Last month,
JPC had its first retreat in many years. The sixteen of us who attended had a
wonderful day of being together at the spectacularly beautiful Holston Camp. Our
day began with a slow, hour-long hike led by Dr. Stewart Skeate (skeet), a biology professor from Lee’s
McCrae College. With good humor and obvious passion for the natural world, Dr.
Skeate talked to us about various trees, ground plants, and one toad.
When asked
about the age of trees, Dr. Skeate said that some of the larger ones could be
anywhere from 100-300 years old. Then he tugged gently at a small, spindly sapling
next to him. “And this little tree could be as much as thirty to fifty years
old itself.” (The towering ancients stunt the growth of younger trees.) “The
small ones are waiting for the old ones to fall, and when the summer sun
reaches the forest floor, they’ll grow much more efficiently.”

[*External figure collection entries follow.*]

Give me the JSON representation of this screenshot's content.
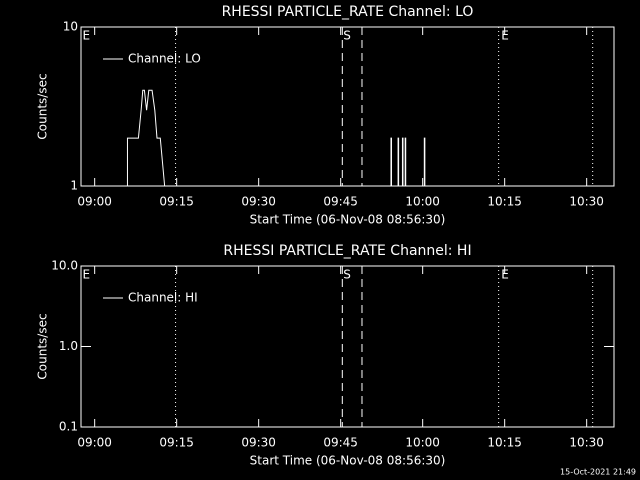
{
  "chart_data": [
    {
      "type": "line",
      "title": "RHESSI PARTICLE_RATE Channel: LO",
      "xlabel": "Start Time (06-Nov-08 08:56:30)",
      "ylabel": "Counts/sec",
      "xlim": [
        537.5,
        635
      ],
      "xticks": [
        {
          "value": 540,
          "label": "09:00"
        },
        {
          "value": 555,
          "label": "09:15"
        },
        {
          "value": 570,
          "label": "09:30"
        },
        {
          "value": 585,
          "label": "09:45"
        },
        {
          "value": 600,
          "label": "10:00"
        },
        {
          "value": 615,
          "label": "10:15"
        },
        {
          "value": 630,
          "label": "10:30"
        }
      ],
      "ylim": [
        1,
        10
      ],
      "yticks": [
        1,
        10
      ],
      "log_y": true,
      "legend": "top-left",
      "series": [
        {
          "name": "Channel: LO",
          "color": "#ffffff",
          "x": [
            537.5,
            546.0,
            546.0,
            548.0,
            548.5,
            548.8,
            549.1,
            549.5,
            549.9,
            550.5,
            551.0,
            551.4,
            552.0,
            552.8,
            594.2,
            594.2,
            594.3,
            594.3,
            595.5,
            595.5,
            595.6,
            595.6,
            596.3,
            596.3,
            596.4,
            596.4,
            596.8,
            596.8,
            596.9,
            596.9,
            600.3,
            600.3,
            600.4,
            600.4,
            635
          ],
          "values": [
            1,
            1,
            2,
            2,
            3,
            4,
            4,
            3,
            4,
            4,
            3,
            2,
            2,
            1,
            1,
            2,
            2,
            1,
            1,
            2,
            2,
            1,
            1,
            2,
            2,
            1,
            1,
            2,
            2,
            1,
            1,
            2,
            2,
            1,
            1
          ]
        }
      ],
      "markers": [
        {
          "x": 554.8,
          "style": "dotted"
        },
        {
          "x": 585.3,
          "style": "dashed"
        },
        {
          "x": 588.9,
          "style": "dashed"
        },
        {
          "x": 613.9,
          "style": "dotted"
        },
        {
          "x": 631.1,
          "style": "dotted"
        }
      ],
      "annotations": [
        {
          "text": "E",
          "x": 537.6
        },
        {
          "text": "S",
          "x": 585.3
        },
        {
          "text": "E",
          "x": 614.2
        }
      ]
    },
    {
      "type": "line",
      "title": "RHESSI PARTICLE_RATE Channel: HI",
      "xlabel": "Start Time (06-Nov-08 08:56:30)",
      "ylabel": "Counts/sec",
      "xlim": [
        537.5,
        635
      ],
      "xticks": [
        {
          "value": 540,
          "label": "09:00"
        },
        {
          "value": 555,
          "label": "09:15"
        },
        {
          "value": 570,
          "label": "09:30"
        },
        {
          "value": 585,
          "label": "09:45"
        },
        {
          "value": 600,
          "label": "10:00"
        },
        {
          "value": 615,
          "label": "10:15"
        },
        {
          "value": 630,
          "label": "10:30"
        }
      ],
      "ylim": [
        0.1,
        10
      ],
      "yticks": [
        0.1,
        {
          "value": 1,
          "label": "1.0"
        },
        {
          "value": 10,
          "label": "10.0"
        }
      ],
      "log_y": true,
      "legend": "top-left",
      "series": [
        {
          "name": "Channel: HI",
          "color": "#ffffff",
          "x": [],
          "values": []
        }
      ],
      "markers": [
        {
          "x": 554.8,
          "style": "dotted"
        },
        {
          "x": 585.3,
          "style": "dashed"
        },
        {
          "x": 588.9,
          "style": "dashed"
        },
        {
          "x": 613.9,
          "style": "dotted"
        },
        {
          "x": 631.1,
          "style": "dotted"
        }
      ],
      "annotations": [
        {
          "text": "E",
          "x": 537.6
        },
        {
          "text": "S",
          "x": 585.3
        },
        {
          "text": "E",
          "x": 614.2
        }
      ]
    }
  ],
  "footer": "15-Oct-2021 21:49"
}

Grace can be a harsh reality. In
order to make room for some new growth in ourselves, our communities, our
institutions, something must give way, maybe even something magnificent. Life
has always been this way. Each visible example of growth – each tree, shrub, weed,
and mushroom – is rooted in and an expression of the Deep Mystery always at
work beneath the surface. A tree is a kind of magnum opus of the Earth, and
Mystery still requires even the mightiest oak to fall and nourish the process
that sustained it, perhaps for untold hundreds of years. Trees flourish and
die. The Earth remains.
Love is to us what the Earth is to a
forest. Because we emerge from and return to the fertile Mystery of Love, Paul
writes: “For this reason I bow my knees before the Father, from whom every
family in heaven and on earth takes its name. I pray that…Christ may dwell in
your hearts through faith, as you are being rooted and grounded in love. I pray
that you may have the power to comprehend, with all the saints, what is the
breadth and length and height and depth, and to know the love of Christ that
surpasses knowledge, so that you may be filled with all the fullness of God.” (Eph. 3:14-19)
Each of us is a magnum opus of God.
And each of us will die.
In your own short and irreplaceable
life, may you be nurtured and humbled by Love.